By awarding the contract to NRTC, however, Pakistan might have violated the WHO’s critical recommendation of ensuring track-and-trace schemes are free of industry influence. NRTC’s partner company, Inexto, is essentially a front company for PMI. The traceability system Inexto has pitch to governments worldwide was created by the tobacco giant and has been denounced by the WHO, policymakers, academics and former tobacco industry employees as unfit for purpose.

A traceability system free of industry influence could have reduced Pakistan’s tobacco consumption rates, the highest in South Asia, and the resulting burden on the country’s fragile healthcare system. Instead, the FBR’s selection of NRTC means Big Tobacco has once again received a free pass to install a Trojan horse in the government’s anti-tobacco efforts.

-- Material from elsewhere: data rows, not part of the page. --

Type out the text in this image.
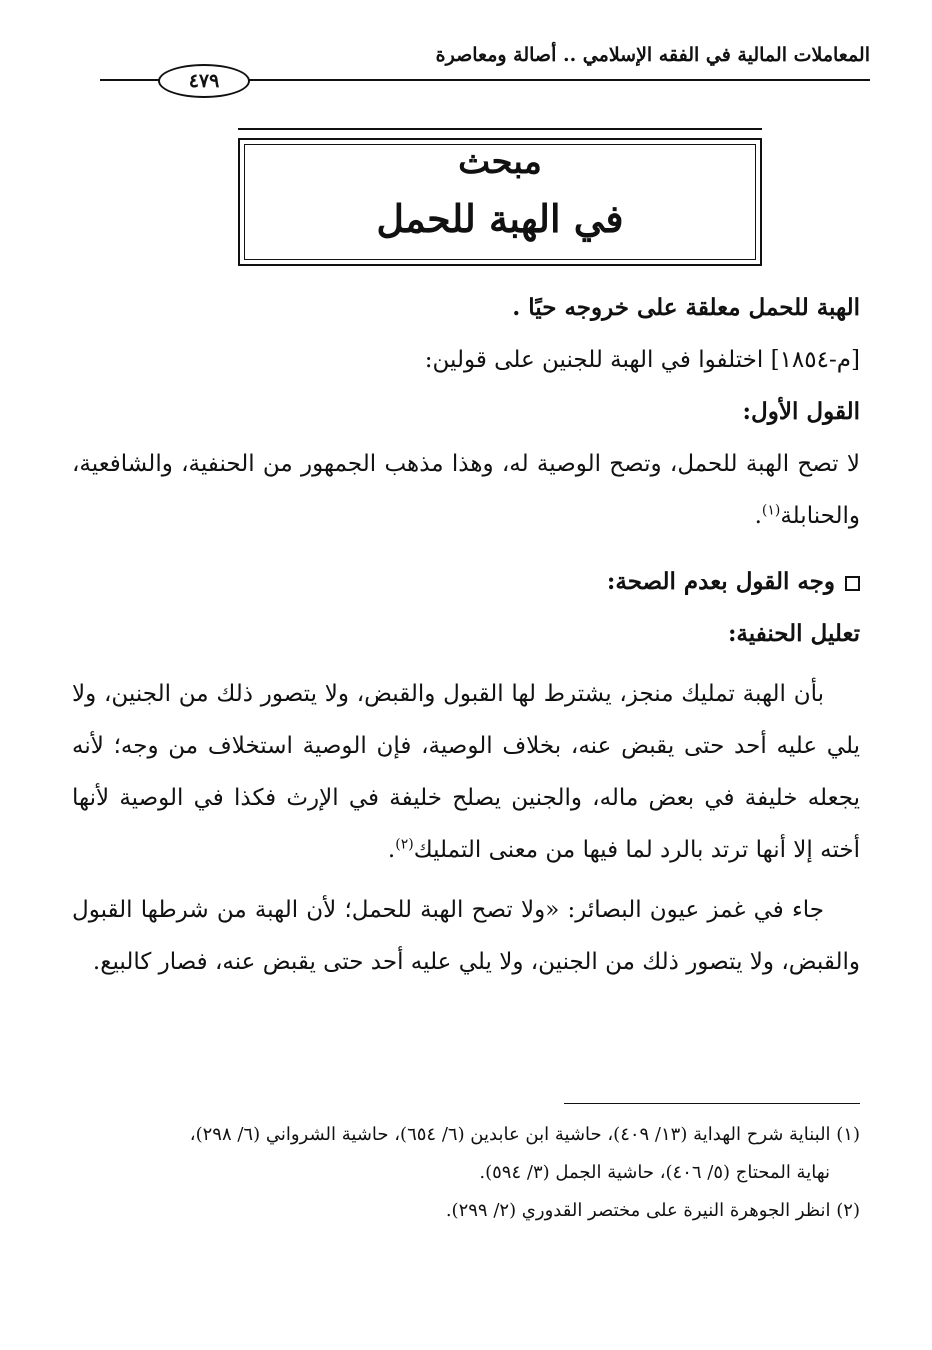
المعاملات المالية في الفقه الإسلامي .. أصالة ومعاصرة
٤٧٩
مبحث
في الهبة للحمل

الهبة للحمل معلقة على خروجه حيًا .

[م-١٨٥٤] اختلفوا في الهبة للجنين على قولين:

القول الأول:

لا تصح الهبة للحمل، وتصح الوصية له، وهذا مذهب الجمهور من الحنفية، والشافعية، والحنابلة$^{(١)}$.

وجه القول بعدم الصحة:

تعليل الحنفية:

بأن الهبة تمليك منجز، يشترط لها القبول والقبض، ولا يتصور ذلك من الجنين، ولا يلي عليه أحد حتى يقبض عنه، بخلاف الوصية، فإن الوصية استخلاف من وجه؛ لأنه يجعله خليفة في بعض ماله، والجنين يصلح خليفة في الإرث فكذا في الوصية لأنها أخته إلا أنها ترتد بالرد لما فيها من معنى التمليك$^{(٢)}$.

جاء في غمز عيون البصائر: «ولا تصح الهبة للحمل؛ لأن الهبة من شرطها القبول والقبض، ولا يتصور ذلك من الجنين، ولا يلي عليه أحد حتى يقبض عنه، فصار كالبيع.

(١) البناية شرح الهداية (١٣/ ٤٠٩)، حاشية ابن عابدين (٦/ ٦٥٤)، حاشية الشرواني (٦/ ٢٩٨)،

نهاية المحتاج (٥/ ٤٠٦)، حاشية الجمل (٣/ ٥٩٤).

(٢) انظر الجوهرة النيرة على مختصر القدوري (٢/ ٢٩٩).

The full consequences of Islamabad’s failures to put effective tobacco control measures in place are only now coming into view. Unchecked tobacco use has contributed to the overall fragility of Pakistan’s healthcare system—ranked a dismal 154th out of 195 countries. Against that backdrop, allocating resources to address the coronavirus pandemic would have been a challenge for the government even in better economic times. With the health crisis now taking root in his country, Imran Khan will need to find a way to undo the damage, and fast.